When millions of Americans filed their taxes this April, they almost certainly paid more to the federal government than one of the most profitable entertainment empires on earth. In 2025, The Walt Disney Company raked in an astounding $8.3 billion in U.S. pretax income. Its federal corporate income tax bill? Exactly zero dollars.

According to a bombshell 2026 report from the Institute on Taxation and Economic Policy (ITEP), Disney’s zero-tax year is a perfectly legal maneuver—and it highlights a heavily engineered corporate tax system that leaves everyday citizens footing the national bill.
The $105 Billion “Zero-Tax” Club
Disney is not an outlier; it is simply one of the most visible names on a sprawling list. ITEP’s analysis of recent SEC filings reveals that at least 88 major, highly profitable U.S. corporations managed to dodge federal income taxes entirely in their most recent fiscal year.

Together, corporate titans like Disney, Tesla, United Airlines, and CVS Health generated over $105 billion in domestic profits last year. If these companies paid the standard 21% statutory corporate tax rate, they would have owed the U.S. Treasury a collective $22.1 billion. Instead, not only did they pay nothing, but the group actually received $4.7 billion in tax rebates.
How Disney Made $8.3 Billion Vanish
Because corporate tax returns remain private, the public rarely sees the exact math behind these vanishing tax bills. However, the new 2025 SEC disclosure rules force companies to list the major tax-reduction provisions they utilize. Based on Disney’s shareholder reports, the company relied heavily on a trio of massive legal loopholes:

- Supercharged R&D Write-Offs: The federal government incentivizes innovation through the research and experimentation (R&E) credit. Disney aggressively categorizes its vast investments in streaming technology, digital media, and theme park engineering as “research.” Thanks to a new retroactive law passed in 2025, companies can now immediately write off all R&D expenses in a single year rather than amortizing them, successfully sheltering billions.
- The FDDEI Export Deduction: As a global brand, Disney uses its international reach to shrink its domestic tax footprint. The Foreign-Derived Deduction Eligible Income (FDDEI) deduction lowers the tax rate on profits from “exports”—such as digital streaming subscriptions or merchandise sold overseas. Recently expanded, this deduction allows companies to shield a massive 33.34% of eligible profits from the IRS.
- Executive Stock Options: Federal tax law allows corporations to write off stock-option expenses at a much higher rate than what they report to their investors. When top Disney executives cash out their lucrative options, the company claims the difference between the initial grant price and the current market value as a tax deduction. This creates a massive “phantom loss” that wipes out taxable corporate income while simultaneously enriching the top brass.
A System Working as Designed
Disney did not break the law; it followed a blueprint carefully drafted by lawmakers in Washington. ITEP places the blame for this unprecedented era of tax avoidance squarely on two major legislative packages: the 2017 Tax Cuts and Jobs Act (TCJA) and the 2025 “One Big Beautiful Bill Act” (OBBBA).

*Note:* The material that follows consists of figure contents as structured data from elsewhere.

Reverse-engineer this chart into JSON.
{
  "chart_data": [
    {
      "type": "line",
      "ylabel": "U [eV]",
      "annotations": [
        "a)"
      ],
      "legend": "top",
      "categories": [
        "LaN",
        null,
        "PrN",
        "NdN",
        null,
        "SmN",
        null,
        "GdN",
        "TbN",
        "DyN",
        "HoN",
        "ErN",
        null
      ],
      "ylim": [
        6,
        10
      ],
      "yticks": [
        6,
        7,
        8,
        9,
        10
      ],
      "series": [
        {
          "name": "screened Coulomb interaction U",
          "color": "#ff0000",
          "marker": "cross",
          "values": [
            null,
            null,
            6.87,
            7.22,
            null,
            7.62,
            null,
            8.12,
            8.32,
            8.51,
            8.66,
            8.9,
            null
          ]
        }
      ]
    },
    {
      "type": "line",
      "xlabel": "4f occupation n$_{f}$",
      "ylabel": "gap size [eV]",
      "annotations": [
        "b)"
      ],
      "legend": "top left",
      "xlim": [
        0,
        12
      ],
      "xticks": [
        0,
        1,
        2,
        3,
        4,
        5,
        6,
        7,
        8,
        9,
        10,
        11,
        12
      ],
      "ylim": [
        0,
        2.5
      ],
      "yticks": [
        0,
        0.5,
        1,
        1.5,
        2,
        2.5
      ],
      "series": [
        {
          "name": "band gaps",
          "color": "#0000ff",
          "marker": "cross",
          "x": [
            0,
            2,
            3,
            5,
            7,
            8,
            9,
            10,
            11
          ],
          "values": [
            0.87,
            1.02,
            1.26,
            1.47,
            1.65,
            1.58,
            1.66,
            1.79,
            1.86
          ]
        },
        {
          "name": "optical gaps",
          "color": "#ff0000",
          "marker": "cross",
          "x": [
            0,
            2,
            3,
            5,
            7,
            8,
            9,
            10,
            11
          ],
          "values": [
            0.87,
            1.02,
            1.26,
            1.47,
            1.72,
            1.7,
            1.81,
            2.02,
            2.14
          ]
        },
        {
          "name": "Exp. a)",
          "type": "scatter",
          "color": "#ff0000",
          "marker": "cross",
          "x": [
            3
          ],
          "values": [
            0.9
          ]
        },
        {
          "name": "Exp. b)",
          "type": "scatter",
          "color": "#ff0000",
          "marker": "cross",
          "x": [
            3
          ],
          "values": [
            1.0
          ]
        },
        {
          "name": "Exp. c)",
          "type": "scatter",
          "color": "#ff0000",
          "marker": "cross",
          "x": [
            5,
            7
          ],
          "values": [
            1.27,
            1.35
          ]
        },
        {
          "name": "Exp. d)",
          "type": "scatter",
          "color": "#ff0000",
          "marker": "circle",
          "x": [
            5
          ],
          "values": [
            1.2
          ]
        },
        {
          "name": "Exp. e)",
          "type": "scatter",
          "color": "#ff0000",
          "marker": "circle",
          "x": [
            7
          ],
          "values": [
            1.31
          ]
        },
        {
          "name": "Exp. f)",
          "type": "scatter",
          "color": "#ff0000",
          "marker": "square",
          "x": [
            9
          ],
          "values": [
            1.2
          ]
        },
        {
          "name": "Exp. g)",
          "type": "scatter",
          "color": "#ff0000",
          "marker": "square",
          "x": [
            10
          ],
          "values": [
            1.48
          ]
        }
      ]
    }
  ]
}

By combining the permanent corporate rate cuts from 2017 with the aggressive new write-offs embedded in the 2025 law, Congress effectively handed mega-corporations the keys to the U.S. Treasury.
The Real-World Cost
When a company like Disney avoids federal taxes, the financial impact ripples downward. State tax rules generally mirror federal income definitions. As a result of claiming these federal deductions, ITEP found that the 88 zero-tax companies paid an effective state income tax rate of just 1.4% nationwide. This severely starves local governments of the funds required for public schools, road repairs, and emergency services.

Disney’s 2025 accounting was a spectacular, legally sound magic trick. But for the working-class taxpayers making up the difference, the illusion is rapidly losing its charm.